Jesus then speaks, again using his authority, to teach, talking in parables. The story is a teachable moment that is also a thinly veiled contention of their leadership. Throughout the First Testament a vineyard frequently serves as a metaphor for the nation of Israel, whereas God is often the farmer or vineyard owner. While we might be puzzled with this unfamiliar language, they wouldn’t have been at that time. The servants sent by the landowner would be understood as the prophets, including John the Baptist who was beheaded by the King (v.4) The son would have been equal to the father, coming in his place and stead. Killing him was like starting a revolution against the father.

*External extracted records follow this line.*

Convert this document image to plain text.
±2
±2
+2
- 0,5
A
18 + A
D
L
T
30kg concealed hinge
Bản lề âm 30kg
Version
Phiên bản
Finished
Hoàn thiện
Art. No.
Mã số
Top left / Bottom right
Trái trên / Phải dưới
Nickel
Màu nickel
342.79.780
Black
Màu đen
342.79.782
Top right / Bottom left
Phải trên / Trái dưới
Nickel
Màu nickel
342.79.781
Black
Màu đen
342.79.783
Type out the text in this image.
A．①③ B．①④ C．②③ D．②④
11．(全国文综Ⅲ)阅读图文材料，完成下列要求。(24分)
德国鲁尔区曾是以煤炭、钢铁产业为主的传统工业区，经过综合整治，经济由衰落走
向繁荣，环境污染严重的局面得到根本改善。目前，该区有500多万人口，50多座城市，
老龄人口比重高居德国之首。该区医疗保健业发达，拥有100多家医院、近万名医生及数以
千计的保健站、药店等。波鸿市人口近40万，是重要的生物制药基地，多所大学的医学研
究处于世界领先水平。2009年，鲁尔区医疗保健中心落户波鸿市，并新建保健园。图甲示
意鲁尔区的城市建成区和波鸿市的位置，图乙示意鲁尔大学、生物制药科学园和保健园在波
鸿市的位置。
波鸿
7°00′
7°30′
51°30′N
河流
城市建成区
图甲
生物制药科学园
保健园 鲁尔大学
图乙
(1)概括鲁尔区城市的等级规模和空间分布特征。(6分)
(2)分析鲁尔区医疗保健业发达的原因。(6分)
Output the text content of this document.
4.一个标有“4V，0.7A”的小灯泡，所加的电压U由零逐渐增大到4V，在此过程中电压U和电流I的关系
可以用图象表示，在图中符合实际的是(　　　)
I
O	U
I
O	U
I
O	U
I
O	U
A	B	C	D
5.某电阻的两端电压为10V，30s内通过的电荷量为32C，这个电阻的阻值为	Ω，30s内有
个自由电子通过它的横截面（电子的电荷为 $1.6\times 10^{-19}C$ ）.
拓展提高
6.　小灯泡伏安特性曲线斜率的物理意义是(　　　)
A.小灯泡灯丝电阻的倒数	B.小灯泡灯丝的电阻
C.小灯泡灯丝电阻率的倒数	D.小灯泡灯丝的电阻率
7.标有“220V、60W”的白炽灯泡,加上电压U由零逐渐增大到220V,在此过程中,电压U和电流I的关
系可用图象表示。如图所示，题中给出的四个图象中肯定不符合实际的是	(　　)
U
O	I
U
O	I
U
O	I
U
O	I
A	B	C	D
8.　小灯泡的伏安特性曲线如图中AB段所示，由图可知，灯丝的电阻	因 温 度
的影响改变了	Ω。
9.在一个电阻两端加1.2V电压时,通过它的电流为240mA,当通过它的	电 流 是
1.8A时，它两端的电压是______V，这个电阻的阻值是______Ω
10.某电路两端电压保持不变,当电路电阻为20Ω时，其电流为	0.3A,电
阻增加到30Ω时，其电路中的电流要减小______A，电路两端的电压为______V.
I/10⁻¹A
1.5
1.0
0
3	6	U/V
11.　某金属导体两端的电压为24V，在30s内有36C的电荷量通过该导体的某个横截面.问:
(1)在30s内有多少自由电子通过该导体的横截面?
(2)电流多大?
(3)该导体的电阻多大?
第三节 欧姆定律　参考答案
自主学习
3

The parable condemns and criticizes the religious authorities for being blind to the will and work of God. They claim to be holy, important and the voice of God – yet they are unable to recognize what God does…even when God comes to them, as the son came to the tenant farmers. They echo the lack of faith and spiritual jealousy of the brothers of Joseph in Genesis 37 who kill their beloved brother to gain their father’s favor. “come, let us kill him!” (Mark 12:7).
Jesus is the corner, key, or capstone which holds all of the construction together in perfect harmony and balance. Jesus is the interpretative key for “getting” God, the lens through which one can most clearly “see” God. Yet his packaging is neither what the authorities expected, nor what they wanted.